久しぶりに新建築 住宅特集を熟読しました。
今月号の特集は、「環境住宅 新時代」。
環境建築に対するモヤモヤを晴らそうと思い熟読しましたが、余計モヤモヤに・・・
究極のパッシブハウスを追求するマニアックな建築家や詩的なデザインコンセプトを語る建築家などなど・・・
素晴らしいと思った作品もいくつかありましたが、何故だかわかりませんが、どれもしっくりきません。
いろいろ考えた結果出てきた答えは、福井という地域性にあわないから。
スペックではなく、保守的な地域性にあわない。
以前「住宅特集」のことを建築オタク雑誌と言っていたクライアントがいましたが、私も全く同感。
偏っているからこそ雑誌に掲載されるわけですが、ほとんどの方が偏りすぎていて、リアリティーがなく、すごく違和感を感じます。
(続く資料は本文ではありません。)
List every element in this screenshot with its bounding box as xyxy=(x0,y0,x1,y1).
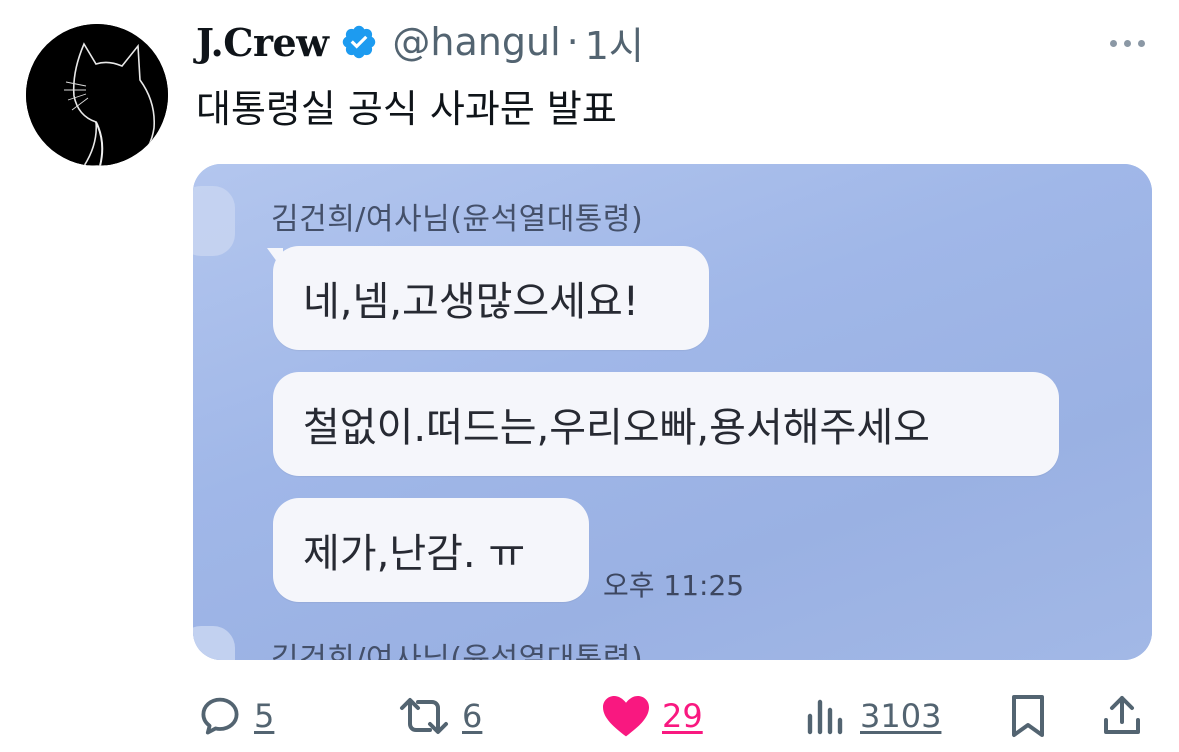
timestamp[interactable]: 1시 xyxy=(585,15,644,70)
bookmark-button[interactable] xyxy=(1006,686,1050,746)
tweet-media-image[interactable]: 김건희/여사님(윤석열대통령) 네,넴,고생많으세요! 철없이.떠드는,우리오빠… xyxy=(193,164,1152,660)
chat-message: 철없이.떠드는,우리오빠,용서해주세오 xyxy=(273,372,1059,476)
reply-count: 5 xyxy=(254,697,275,735)
tweet-header: J.Crew @hangul · 1시 xyxy=(196,12,644,72)
avatar[interactable] xyxy=(26,24,168,166)
like-button[interactable]: 29 xyxy=(600,686,703,746)
chat-sender-name-partial: 김건희/여사님(윤석열대통령) xyxy=(271,642,644,660)
cat-silhouette-icon xyxy=(26,24,168,166)
more-options-icon[interactable] xyxy=(1110,40,1145,47)
chat-message: 네,넴,고생많으세요! xyxy=(273,246,709,350)
chat-sender-name: 김건희/여사님(윤석열대통령) xyxy=(271,202,644,237)
retweet-count: 6 xyxy=(462,697,483,735)
views-chart-icon xyxy=(807,699,843,735)
share-icon xyxy=(1104,696,1140,734)
tweet-text: 대통령실 공식 사과문 발표 xyxy=(196,87,617,131)
like-count: 29 xyxy=(662,697,703,735)
retweet-icon xyxy=(400,698,448,734)
bookmark-icon xyxy=(1012,695,1044,737)
handle[interactable]: @hangul xyxy=(392,20,560,64)
separator-dot: · xyxy=(566,20,579,64)
verified-badge-icon xyxy=(343,25,376,59)
reply-button[interactable]: 5 xyxy=(196,686,274,746)
chat-message: 제가,난감. ㅠ xyxy=(273,498,589,602)
share-button[interactable] xyxy=(1100,686,1144,746)
views-count: 3103 xyxy=(860,697,942,735)
chat-avatar xyxy=(193,186,235,256)
action-bar: 5 6 29 3103 xyxy=(0,686,1179,746)
reply-icon xyxy=(201,697,239,735)
heart-icon xyxy=(603,696,649,737)
retweet-button[interactable]: 6 xyxy=(396,686,482,746)
chat-message-time: 오후 11:25 xyxy=(603,569,745,602)
views-button[interactable]: 3103 xyxy=(804,686,941,746)
display-name[interactable]: J.Crew xyxy=(196,20,329,65)
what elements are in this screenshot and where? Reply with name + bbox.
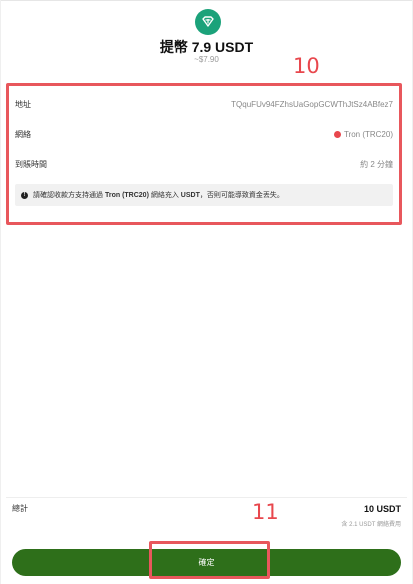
warning-text: 請確認收款方支持通過 Tron (TRC20) 網絡充入 USDT，否則可能導致… [33,190,284,200]
withdrawal-details-panel: 地址 TQquFUv94FZhsUaGopGCWThJtSz4ABfez7 網絡… [6,83,402,225]
arrival-time-value: 約 2 分鐘 [360,159,393,169]
tron-icon [333,130,341,138]
address-row: 地址 TQquFUv94FZhsUaGopGCWThJtSz4ABfez7 [15,97,393,111]
summary-divider [6,497,407,498]
total-row: 總計 10 USDT [12,503,401,514]
network-row: 網絡 Tron (TRC20) [15,127,393,141]
page-title: 提幣 7.9 USDT [159,39,254,55]
network-value: Tron (TRC20) [333,129,393,139]
arrival-time-label: 到賬時間 [15,159,47,169]
warning-middle: 網絡充入 [148,192,181,199]
left-border [0,0,1,584]
info-icon: ! [21,191,28,199]
top-border [0,0,413,1]
fiat-equivalent: ~$7.90 [194,55,219,64]
warning-prefix: 請確認收款方支持通過 [33,192,105,199]
step-annotation-10: 10 [293,54,320,78]
confirm-button-highlight [149,541,270,579]
total-label: 總計 [12,504,28,513]
network-name: Tron (TRC20) [343,129,393,139]
network-fee-note: 含 2.1 USDT 網絡費用 [341,522,401,528]
total-value: 10 USDT [363,503,401,514]
network-warning-notice: ! 請確認收款方支持通過 Tron (TRC20) 網絡充入 USDT，否則可能… [15,184,393,206]
usdt-coin-icon [195,9,221,35]
warning-coin: USDT [180,192,200,199]
warning-network: Tron (TRC20) [104,192,149,199]
network-label: 網絡 [15,129,31,139]
warning-suffix: ，否則可能導致資金丟失。 [199,192,284,199]
address-label: 地址 [15,99,31,109]
arrival-time-row: 到賬時間 約 2 分鐘 [15,157,393,171]
step-annotation-11: 11 [252,500,279,524]
address-value: TQquFUv94FZhsUaGopGCWThJtSz4ABfez7 [231,99,393,109]
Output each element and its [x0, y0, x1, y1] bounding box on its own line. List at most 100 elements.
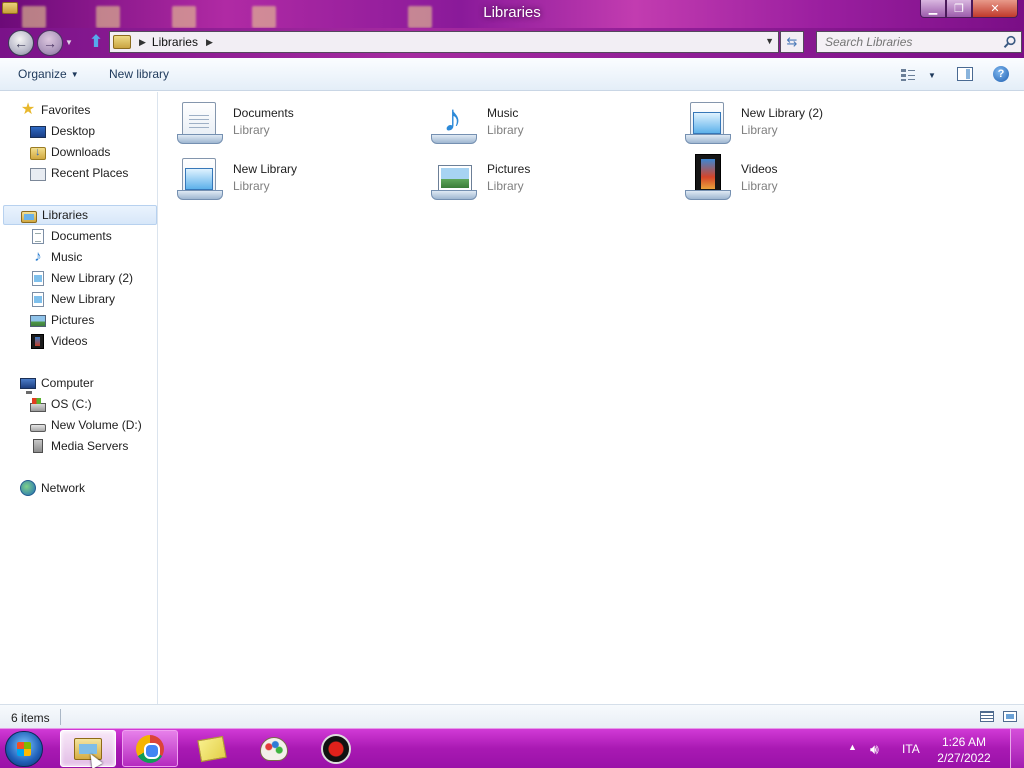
taskbar-chrome-button[interactable] — [122, 730, 178, 767]
chevron-down-icon[interactable]: ▼ — [928, 71, 936, 80]
taskbar-sticky-notes-button[interactable] — [184, 730, 240, 767]
library-tile-videos[interactable]: Videos Library — [685, 154, 925, 206]
show-hidden-icons-button[interactable]: ▲ — [848, 742, 857, 752]
input-language[interactable]: ITA — [902, 742, 920, 756]
nav-item-new-library[interactable]: New Library — [30, 289, 115, 309]
breadcrumb-libraries[interactable]: Libraries — [152, 35, 198, 49]
refresh-icon: ⇆ — [786, 34, 798, 49]
library-icon — [32, 291, 44, 307]
library-tile-new-library[interactable]: New Library Library — [177, 154, 417, 206]
speaker-icon[interactable]: 🔊︎ — [870, 741, 888, 757]
library-tile-new-library-2[interactable]: New Library (2) Library — [685, 98, 925, 150]
back-button[interactable]: ← — [8, 30, 34, 56]
nav-item-desktop[interactable]: Desktop — [30, 121, 95, 141]
tile-name: Music — [487, 106, 519, 120]
nav-item-downloads[interactable]: Downloads — [30, 142, 110, 162]
new-library-button[interactable]: New library — [109, 67, 169, 81]
organize-button[interactable]: Organize ▼ — [18, 67, 79, 81]
nav-item-new-volume-d[interactable]: New Volume (D:) — [30, 415, 142, 435]
library-tile-documents[interactable]: Documents Library — [177, 98, 417, 150]
nav-libraries[interactable]: Libraries — [3, 205, 157, 225]
nav-network[interactable]: Network — [20, 478, 85, 498]
address-history-dropdown[interactable]: ▼ — [765, 36, 774, 46]
library-icon — [32, 270, 44, 286]
tile-name: Documents — [233, 106, 294, 120]
tile-type: Library — [487, 123, 524, 137]
libraries-icon — [113, 35, 131, 49]
clock-date[interactable]: 2/27/2022 — [934, 751, 994, 765]
nav-item-pictures[interactable]: Pictures — [30, 310, 94, 330]
nav-item-videos[interactable]: Videos — [30, 331, 87, 351]
up-arrow-icon: ⬆ — [88, 32, 104, 51]
search-input[interactable] — [825, 35, 1001, 49]
chrome-icon — [136, 734, 164, 763]
documents-icon — [32, 228, 44, 244]
start-button[interactable] — [5, 731, 43, 767]
minimize-button[interactable]: ▁ — [920, 0, 946, 18]
tile-name: New Library (2) — [741, 106, 824, 120]
maximize-button[interactable]: ❐ — [946, 0, 972, 18]
nav-computer[interactable]: Computer — [20, 373, 94, 394]
tiles-view-icon[interactable] — [1003, 711, 1017, 722]
tile-type: Library — [487, 179, 524, 193]
forward-button[interactable]: → — [37, 30, 63, 56]
search-icon[interactable] — [1003, 35, 1017, 49]
chevron-right-icon[interactable]: ▶ — [139, 37, 146, 48]
nav-item-music[interactable]: ♪ Music — [30, 247, 82, 267]
details-view-icon[interactable] — [980, 711, 994, 722]
library-tile-music[interactable]: ♪ Music Library — [431, 98, 671, 150]
recent-places-icon — [30, 167, 46, 181]
close-button[interactable]: ✕ — [972, 0, 1018, 18]
pictures-icon — [30, 315, 46, 327]
nav-label: Computer — [41, 376, 94, 390]
library-content-area: Documents Library ♪ Music Library New Li… — [159, 92, 1024, 704]
nav-label: New Library — [51, 292, 116, 306]
nav-item-new-library-2[interactable]: New Library (2) — [30, 268, 133, 288]
nav-item-documents[interactable]: Documents — [30, 226, 112, 246]
tile-name: Videos — [741, 162, 778, 176]
downloads-icon — [30, 146, 46, 160]
back-arrow-icon: ← — [14, 35, 28, 51]
up-folder-button[interactable]: ⬆ — [86, 32, 106, 52]
taskbar-paint-button[interactable] — [246, 730, 302, 767]
forward-arrow-icon: → — [43, 35, 57, 51]
taskbar-recorder-button[interactable] — [308, 730, 364, 767]
tile-type: Library — [233, 179, 270, 193]
libraries-icon — [21, 210, 37, 223]
nav-label: Desktop — [51, 124, 96, 138]
views-icon — [901, 69, 915, 81]
tile-type: Library — [741, 179, 778, 193]
title-bar: Libraries ▁ ❐ ✕ — [0, 0, 1024, 30]
nav-item-media-servers[interactable]: Media Servers — [30, 436, 128, 456]
help-icon: ? — [997, 68, 1005, 80]
change-view-button[interactable]: ▼ — [900, 66, 940, 84]
drive-d-icon — [30, 424, 46, 432]
refresh-button[interactable]: ⇆ — [780, 31, 804, 53]
record-icon — [321, 733, 351, 764]
search-box[interactable] — [816, 31, 1022, 53]
drive-c-icon — [30, 397, 46, 412]
chevron-right-icon[interactable]: ▶ — [206, 37, 213, 48]
nav-label: Music — [51, 250, 83, 264]
nav-label: Videos — [51, 334, 88, 348]
address-row: ← → ▼ ⬆ ▶ Libraries ▶ ▼ ⇆ — [0, 28, 1024, 58]
nav-label: Documents — [51, 229, 112, 243]
preview-pane-button[interactable] — [957, 67, 973, 81]
nav-item-os-c[interactable]: OS (C:) — [30, 394, 92, 414]
music-library-icon: ♪ — [431, 98, 481, 148]
nav-favorites[interactable]: ★ Favorites — [20, 100, 91, 120]
item-count: 6 items — [11, 711, 50, 725]
nav-item-recent-places[interactable]: Recent Places — [30, 163, 128, 183]
library-tile-pictures[interactable]: Pictures Library — [431, 154, 671, 206]
tile-type: Library — [233, 123, 270, 137]
show-desktop-button[interactable] — [1010, 729, 1024, 768]
address-bar[interactable]: ▶ Libraries ▶ ▼ — [109, 31, 779, 53]
clock-time[interactable]: 1:26 AM — [938, 735, 990, 749]
nav-label: Favorites — [41, 103, 91, 117]
recent-pages-dropdown[interactable]: ▼ — [65, 38, 73, 47]
help-button[interactable]: ? — [993, 66, 1009, 82]
nav-label: New Volume (D:) — [51, 418, 142, 432]
navigation-pane: ★ Favorites Desktop Downloads Recent Pla… — [0, 92, 158, 704]
taskbar: ▲ 🔊︎ ITA 1:26 AM 2/27/2022 — [0, 728, 1024, 768]
paint-palette-icon — [260, 736, 288, 761]
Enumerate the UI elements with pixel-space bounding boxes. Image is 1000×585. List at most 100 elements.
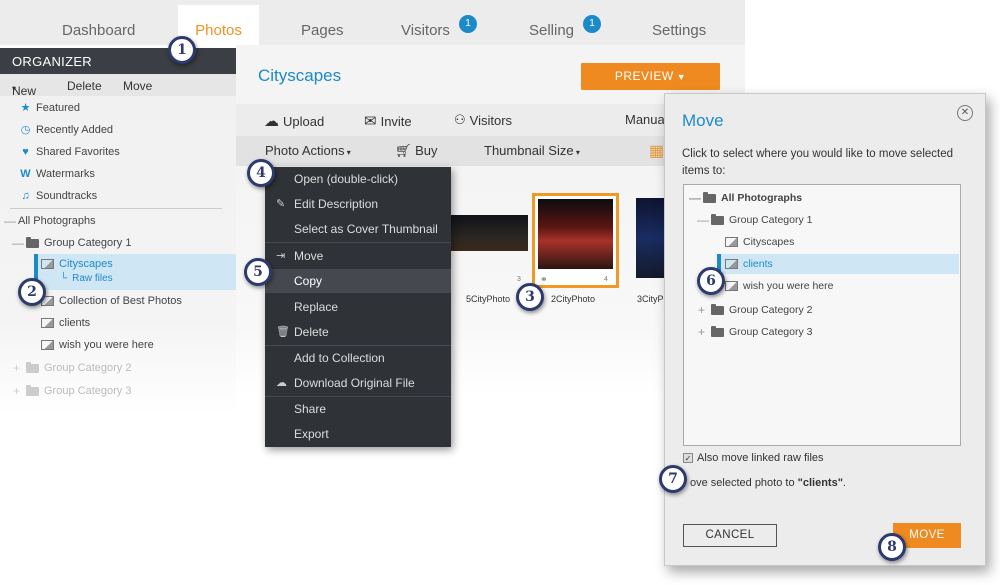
destination-tree: — All Photographs — Group Category 1 Citys…	[683, 184, 961, 446]
sidebar-item-featured[interactable]: ★ Featured	[20, 101, 80, 115]
tree-label: clients	[743, 258, 773, 270]
photo-actions-button[interactable]: Photo Actions ▾	[265, 143, 351, 158]
preview-button[interactable]: PREVIEW ▼	[581, 63, 720, 90]
collapse-icon: —	[4, 214, 16, 228]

そのこだわりは、本当にクライアントのしあわせにつながっているのだろうか・・・という疑問。
しかし、そんな違和感から、自分の中のモヤモヤが少しだけ整理されました。
限られた予算の中で、クライアントの思いに答え、いかにバランスのとれた建物を提供できるかが弊社の使命のように感じられた。
頑張って差別化された建築は気恥ずかしい・・・
つまらなくて、面白みに欠けるかもしれないけど、美しくて、普通で、シンプルで、飽きのこない、楽しさのあるパッシブハウスを考えたい。
そして、情緒的なエコハウスではなく、本当に消費エネルギーの少ない住宅を淡々とつくっていきたいと思う。
そして、矛盾しますが・・・
そんな保守的な地域性から立ち上がる、建築オタク雑誌に掲載できるような住宅を設計したいなぁ〜!!
ということで、久しぶりに長々書きましたが、今回の学びは以下です。
・性能は建物を評価する様々なモノサシの中の一つでしかない。性能だけに偏った設計にならないように注意しよう。
・パッシブハウスは、性能の追求だけでなく、楽しさの追求とセットで考える。外部とのつながり、家族のつながり等。
・究極のパッシブではなくそれなりのパッシブハウスを考える。デザインコンセプトを極めるのではなく、心地いい環境を極める。
・最先端を追っかけない。福井には合わない。誰もが手に入れることのできるどこにでもある材料や考えで、どこにもない建築を考える。
・保守的な地域性から立ち上がる、福井の気候風土にあった建築を考える。